Incorrect size for labels and predictions for loss fn (embedding layer))

I am new to pytorch. I am trying to implement a simple model with the embedding layer.

I am using the SMS spam dataset.

I have already converted and padded the text data into indexes and built a bacth_generator function which yield batches of targets and inputs in tensor.

when I am trying run the training loop, it said:

ValueError: Using a target size (torch.Size([1])) that is different to the input size (torch.Size([1, 83, 7405])) is deprecated. Please ensure they have the same size.

It seems the size of the predictions from the model is not the same as the size of the target batches. Hence, it cannot calculate the loss.

What should I do if they are the same size?

Model:

class NLP(nn.Module):
def init(self, embedding_size=50, vocab_size=vocabSize):
super(NLP, self).init()
self.embeddings = nn.Embedding(vocabSize, embedding_size)
self.linear1 = nn.Linear(embedding_size, 100)

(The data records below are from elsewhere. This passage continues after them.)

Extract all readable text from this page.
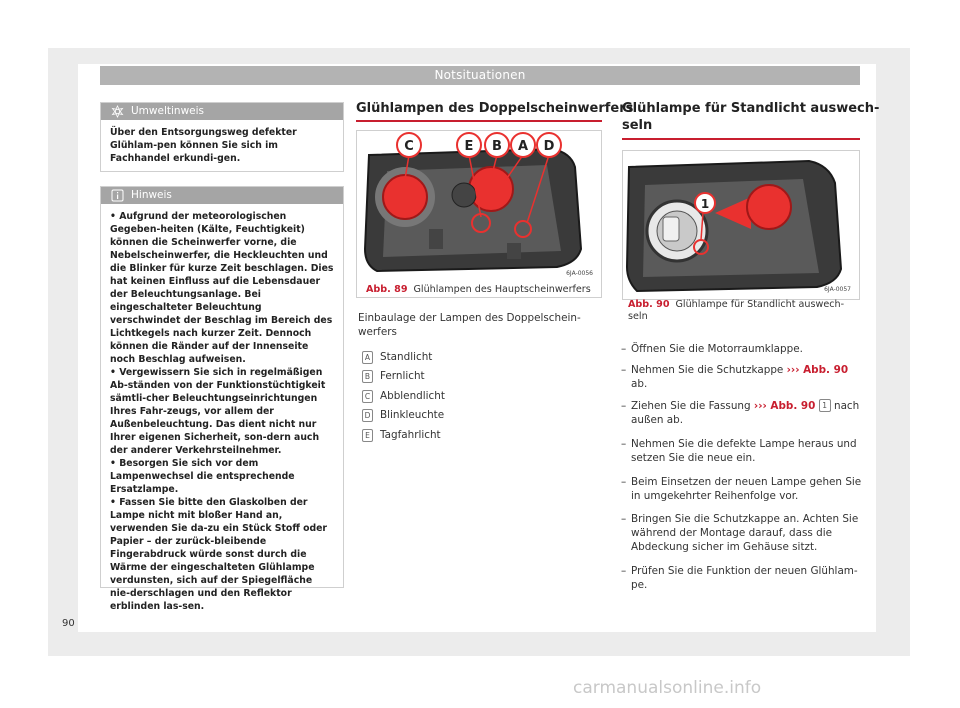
Notsituationen
Umweltinweis

Über den Entsorgungsweg defekter Glühlam-pen können Sie sich im Fachhandel erkundi-gen.

Hinweis

• Aufgrund der meteorologischen Gegeben-heiten (Kälte, Feuchtigkeit) können die Scheinwerfer vorne, die Nebelscheinwerfer, die Heckleuchten und die Blinker für kurze Zeit beschlagen. Dies hat keinen Einfluss auf die Lebensdauer der Beleuchtungsanlage. Bei eingeschalteter Beleuchtung verschwindet der Beschlag im Bereich des Lichtkegels nach kurzer Zeit. Dennoch können die Ränder auf der Innenseite noch Beschlag aufweisen.

• Vergewissern Sie sich in regelmäßigen Ab-ständen von der Funktionstüchtigkeit sämtli-cher Beleuchtungseinrichtungen Ihres Fahr-zeugs, vor allem der Außenbeleuchtung. Das dient nicht nur Ihrer eigenen Sicherheit, son-dern auch der anderer Verkehrsteilnehmer.

• Besorgen Sie sich vor dem Lampenwechsel die entsprechende Ersatzlampe.

• Fassen Sie bitte den Glaskolben der Lampe nicht mit bloßer Hand an, verwenden Sie da-zu ein Stück Stoff oder Papier – der zurück-bleibende Fingerabdruck würde sonst durch die Wärme der eingeschalteten Glühlampe verdunsten, sich auf der Spiegelfläche nie-derschlagen und den Reflektor erblinden las-sen.

Glühlampen des Doppelscheinwerfers
C	E B A D
6JA-0056
Abb. 89 Glühlampen des Hauptscheinwerfers
Einbaulage der Lampen des Doppelschein-werfers
A Standlicht
B Fernlicht
C Abblendlicht
D Blinkleuchte
E Tagfahrlicht
Glühlampe für Standlicht auswech-
seln
1
6JA-0057
Abb. 90 Glühlampe für Standlicht auswech-
seln
– Öffnen Sie die Motorraumklappe.
– Nehmen Sie die Schutzkappe ››› Abb. 90
ab.
– Ziehen Sie die Fassung ››› Abb. 90 1 nach außen ab.
– Nehmen Sie die defekte Lampe heraus und setzen Sie die neue ein.
– Beim Einsetzen der neuen Lampe gehen Sie in umgekehrter Reihenfolge vor.
– Bringen Sie die Schutzkappe an. Achten Sie während der Montage darauf, dass die Abdeckung sicher im Gehäuse sitzt.
– Prüfen Sie die Funktion der neuen Glühlam-pe.
90
carmanualsonline.info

def forward(self, inputs):
    lookup_embeds = self.embeddings(inputs)
    out = self.linear1(lookup_embeds)
    out = F.log_softmax(out)
    return out

Training loop:

losses = []
loss = nn.BCELoss()
model = NLP(vocab_size=vocabSize, embedding_size=50)
optimizer = optim.SGD(model.parameters(), lr=0.001)

for epoch in range(10):
total_loss = 0
for l, t in bacth_generator(train, 32):
model.zero_grad()
prediction = model(t)
output = loss(prediction, l)

ValueError: Using a target size (torch.Size([32])) that is different to the input size (torch.Size([32, 83, 100])) is deprecated. Please ensure they have the same size.

nn.BCELoss expects the model output and target to have the same shape.
Based on your code snippet it seems that the model output has two additional dimensions, so could you explain what the model is supposed to predict and how this would fit the target shape?
Also, use torch.sigmoid, as nn.BCELoss expects probabilities coming from the model or (better) remove F.log_softmax and use nn.BCEWithLogitsLoss for more numerical stability.

Thank you for your reply. This is supposed to be binary classification model. I am trying to learn how to implement an embedding layer. As for how to fit the target shape, this is exactly what I want to know!! Why the prediction become 3 dimensional ?

Besides,

  1. Is there anything or concept that I should remember as a beginner when implementing pytorch model ?

  2. Is there any tutorial or learning materials that you recommend ?

I guess because you are feeding a 2D input to the model as seen here:

embeddings = nn.Embedding(100, 10)
linear1 = nn.Linear(10, 100)

x = torch.randint(0, 100, (2, 3))
out = embeddings(x)
print(out.shape) # torch.Size([2, 3, 10])
out = linear1(out)
print(out.shape) # torch.Size([2, 3, 100])

You can print the shapes of all tensors in the forward method to check it manually.

Depending on your knowledge about ML/DL you might want to check out a course (e.g. FastAI) or just take a look at the tutorials. It’s a bit hard to recommend anything else without knowing what you are struggling with.

I have noticed that other models will have layers like torch.max() and torch.sum() right after the nn.Linear() layer. Which makes the 3D output from the previous layer become 2D again, then I am able to use it with the labels to calculate the loss.

So now my question has become, why would someone pick torch.max() or torch.sum() or other layers ? Is that part of the hyperparameter tuning procedure ?

I think it depends on your use case and what the inputs represent.
A 2D input using indices (as is used in my example) could represent e.g. a temporal signal, where each time step is assigned to an index. This approach could be used e.g. if you are mapping words to indices and are trying to pass “sequences of words” (i.e. sentences) to the model.
I’m not familiar with your use case and thus also don’t know what the expected predictions are, e.g. a per-word or sentence classification etc.
In case you are trying to reproduce a specific approach explained in a paper, I would assume the authors might have explained their approach there.